Colorado is a state in the American west, bordered by New Mexico to the south and Wyoming to the north. Colorado's vineyards are among the highest in the world, reaching altitudes of 7000ft (2135m) in the Rocky Mountains. This rivals even the famously lofty Andean vineyards of Argentina.
Wine grapes grown at this height produces wine with vibrant, intense colors and aromas, created by the intensity of the sunlight and cool nights. The better Colorado wines are made from such grape varieties as Merlot, Cabernet Sauvignon, Cabernet Franc, Riesling and Chardonnay.
The state covers just under 105,000 square miles (270,000 sq km) of land between latitudes 37°N and 41°N, ranging from the Rockies to the lower-lying ground in the east. The climate in Colorado is typically continental; the nearest large bodies of water are well over 500 miles (800km) away.
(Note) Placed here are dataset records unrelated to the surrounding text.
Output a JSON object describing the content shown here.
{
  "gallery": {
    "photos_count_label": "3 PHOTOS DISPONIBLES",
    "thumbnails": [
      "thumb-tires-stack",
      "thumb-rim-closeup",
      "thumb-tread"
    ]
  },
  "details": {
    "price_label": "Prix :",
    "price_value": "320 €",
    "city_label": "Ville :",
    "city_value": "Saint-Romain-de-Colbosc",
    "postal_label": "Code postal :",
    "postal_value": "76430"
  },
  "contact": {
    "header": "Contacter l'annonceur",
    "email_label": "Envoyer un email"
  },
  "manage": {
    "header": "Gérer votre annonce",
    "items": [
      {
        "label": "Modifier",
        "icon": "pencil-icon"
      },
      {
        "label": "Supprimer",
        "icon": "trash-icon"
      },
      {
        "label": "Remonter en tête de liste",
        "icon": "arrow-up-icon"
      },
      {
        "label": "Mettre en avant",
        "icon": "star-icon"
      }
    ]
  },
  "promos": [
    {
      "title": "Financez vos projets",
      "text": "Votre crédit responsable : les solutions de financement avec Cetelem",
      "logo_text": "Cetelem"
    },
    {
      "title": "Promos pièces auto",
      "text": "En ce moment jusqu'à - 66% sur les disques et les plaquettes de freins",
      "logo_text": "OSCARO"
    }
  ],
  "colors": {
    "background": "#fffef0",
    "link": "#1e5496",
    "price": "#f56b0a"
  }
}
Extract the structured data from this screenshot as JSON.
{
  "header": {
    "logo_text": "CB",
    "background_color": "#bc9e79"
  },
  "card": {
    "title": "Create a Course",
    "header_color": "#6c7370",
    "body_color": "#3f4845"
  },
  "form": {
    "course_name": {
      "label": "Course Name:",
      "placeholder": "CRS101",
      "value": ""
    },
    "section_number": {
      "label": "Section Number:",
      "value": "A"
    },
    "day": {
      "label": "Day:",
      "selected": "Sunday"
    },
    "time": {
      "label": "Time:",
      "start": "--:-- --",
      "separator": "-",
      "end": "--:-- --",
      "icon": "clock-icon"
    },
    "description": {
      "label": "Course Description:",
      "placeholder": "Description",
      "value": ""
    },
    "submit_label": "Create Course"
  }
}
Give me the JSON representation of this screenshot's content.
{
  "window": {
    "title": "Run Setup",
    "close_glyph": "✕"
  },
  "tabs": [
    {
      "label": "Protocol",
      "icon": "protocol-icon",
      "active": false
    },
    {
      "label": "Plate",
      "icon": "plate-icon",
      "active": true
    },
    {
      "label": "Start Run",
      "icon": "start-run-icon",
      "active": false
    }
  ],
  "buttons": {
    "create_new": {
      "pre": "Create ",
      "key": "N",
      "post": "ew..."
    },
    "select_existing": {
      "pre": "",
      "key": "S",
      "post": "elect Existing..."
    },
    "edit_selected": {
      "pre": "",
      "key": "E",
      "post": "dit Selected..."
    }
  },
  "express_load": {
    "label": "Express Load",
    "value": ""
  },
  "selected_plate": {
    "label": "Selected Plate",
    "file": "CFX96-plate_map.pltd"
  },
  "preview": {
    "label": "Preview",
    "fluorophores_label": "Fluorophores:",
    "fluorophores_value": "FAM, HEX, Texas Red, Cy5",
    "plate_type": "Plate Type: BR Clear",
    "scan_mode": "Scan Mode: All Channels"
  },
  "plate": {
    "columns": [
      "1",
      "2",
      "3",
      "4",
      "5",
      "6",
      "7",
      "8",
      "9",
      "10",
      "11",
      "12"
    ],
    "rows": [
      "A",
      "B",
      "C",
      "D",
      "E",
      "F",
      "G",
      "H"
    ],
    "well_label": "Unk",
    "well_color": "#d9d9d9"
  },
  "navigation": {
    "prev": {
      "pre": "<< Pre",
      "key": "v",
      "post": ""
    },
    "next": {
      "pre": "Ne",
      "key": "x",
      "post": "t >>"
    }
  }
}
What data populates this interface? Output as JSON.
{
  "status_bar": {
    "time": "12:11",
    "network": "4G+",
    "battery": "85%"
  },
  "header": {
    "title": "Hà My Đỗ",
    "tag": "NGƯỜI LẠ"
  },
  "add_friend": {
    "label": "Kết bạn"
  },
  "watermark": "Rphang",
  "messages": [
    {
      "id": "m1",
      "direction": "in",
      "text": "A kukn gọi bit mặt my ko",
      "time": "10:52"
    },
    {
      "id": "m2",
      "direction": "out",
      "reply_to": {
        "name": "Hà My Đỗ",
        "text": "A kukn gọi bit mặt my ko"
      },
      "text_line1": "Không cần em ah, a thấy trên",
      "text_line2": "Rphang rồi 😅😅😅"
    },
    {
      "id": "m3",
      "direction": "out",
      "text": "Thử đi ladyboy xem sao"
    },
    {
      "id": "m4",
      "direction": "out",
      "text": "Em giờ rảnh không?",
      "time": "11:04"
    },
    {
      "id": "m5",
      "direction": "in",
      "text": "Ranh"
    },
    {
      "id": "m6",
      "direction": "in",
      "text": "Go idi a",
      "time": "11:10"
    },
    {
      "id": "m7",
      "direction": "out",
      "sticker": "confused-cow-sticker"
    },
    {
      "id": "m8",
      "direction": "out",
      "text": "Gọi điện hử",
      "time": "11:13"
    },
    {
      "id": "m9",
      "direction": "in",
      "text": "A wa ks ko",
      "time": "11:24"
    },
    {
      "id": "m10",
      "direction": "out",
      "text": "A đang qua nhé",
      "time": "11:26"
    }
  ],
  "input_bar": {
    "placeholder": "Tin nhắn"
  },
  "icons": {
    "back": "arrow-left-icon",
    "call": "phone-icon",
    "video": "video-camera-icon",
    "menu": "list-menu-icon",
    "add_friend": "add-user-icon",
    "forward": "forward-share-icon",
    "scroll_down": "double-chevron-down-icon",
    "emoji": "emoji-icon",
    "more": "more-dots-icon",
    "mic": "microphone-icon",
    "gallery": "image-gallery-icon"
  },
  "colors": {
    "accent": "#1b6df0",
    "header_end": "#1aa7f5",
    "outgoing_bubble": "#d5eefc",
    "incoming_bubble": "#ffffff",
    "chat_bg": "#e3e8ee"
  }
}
This results in warm, dry summers, as well as in cold winters, particularly in the higher areas. The cold poses significant risks to less-hardy vines.
Most of Colorado's wine industry can be found along the state's western border with Utah, in the Rocky Mountains. Here, the altitude helps to moderate the climate, and the rocky, sandy soils have proved well suited to viticulture. Low annual rainfall in these parts of Colorado allows growers careful control over vigor and yields through the sparing use of irrigation.
Winemaking in Colorado dates back well over 100 years; wine production was first recorded here in the 1880s. By 1909, the state was harvesting grapes from more than 1000 vineyards. This burgeoning industry was interrupted when Colorado adopted Prohibition in 1916 – four years earlier than in many other US states. Many of the vineyards were replanted to peaches, now one of the state's most important crops.
It took Colorado's wine industry half a century to begin to recover, in the mid-1970s. This was driven by government-aided viticultural research by Colorado State University. Now there are around 100 wineries across the state. Their vineyards are planted with a combination of well-known vinifera varieties as well as hybrids. Most of these were purpose-made to endure the harsh winters here. The majority of the vineyards are in the Grand Valley, the first of Colorado's two AVAs, inaugurated in 1991. The state's West Elks AVA is home to the northern hemisphere's highest commercial winery, Terror Creek. This is located at 6400ft (1950m) above sea level.
The local industry has the support of the Colorado Wine Industry Development Board. This is a semi-independent office in the Colorado Department of Agriculture set up to encourage research and experimentation and promote Colorado wines. It also integrates wineries within the state's tourism program. The state offers several wine trails and numerous spectacular tasting room locations.
Beer and Spirits
Colorado whiskeys and beers are more widely distributed outside of the state. The Coors Brewing Company was founded in the state in 1873. It operates the largest single brewing facility in the world at Golden, where tours are offered. The state is also home to a thriving craft beer industry.
The number of distilleries in Colorado has grown quickly in recent years and has now passed the fifty mark. This includes urban plants in Denver, sites in the Rockies, and rural sites in the Eastern plains, close to their raw materials. Spirits age well in barrel in the continental climate, with warm days and cool nights.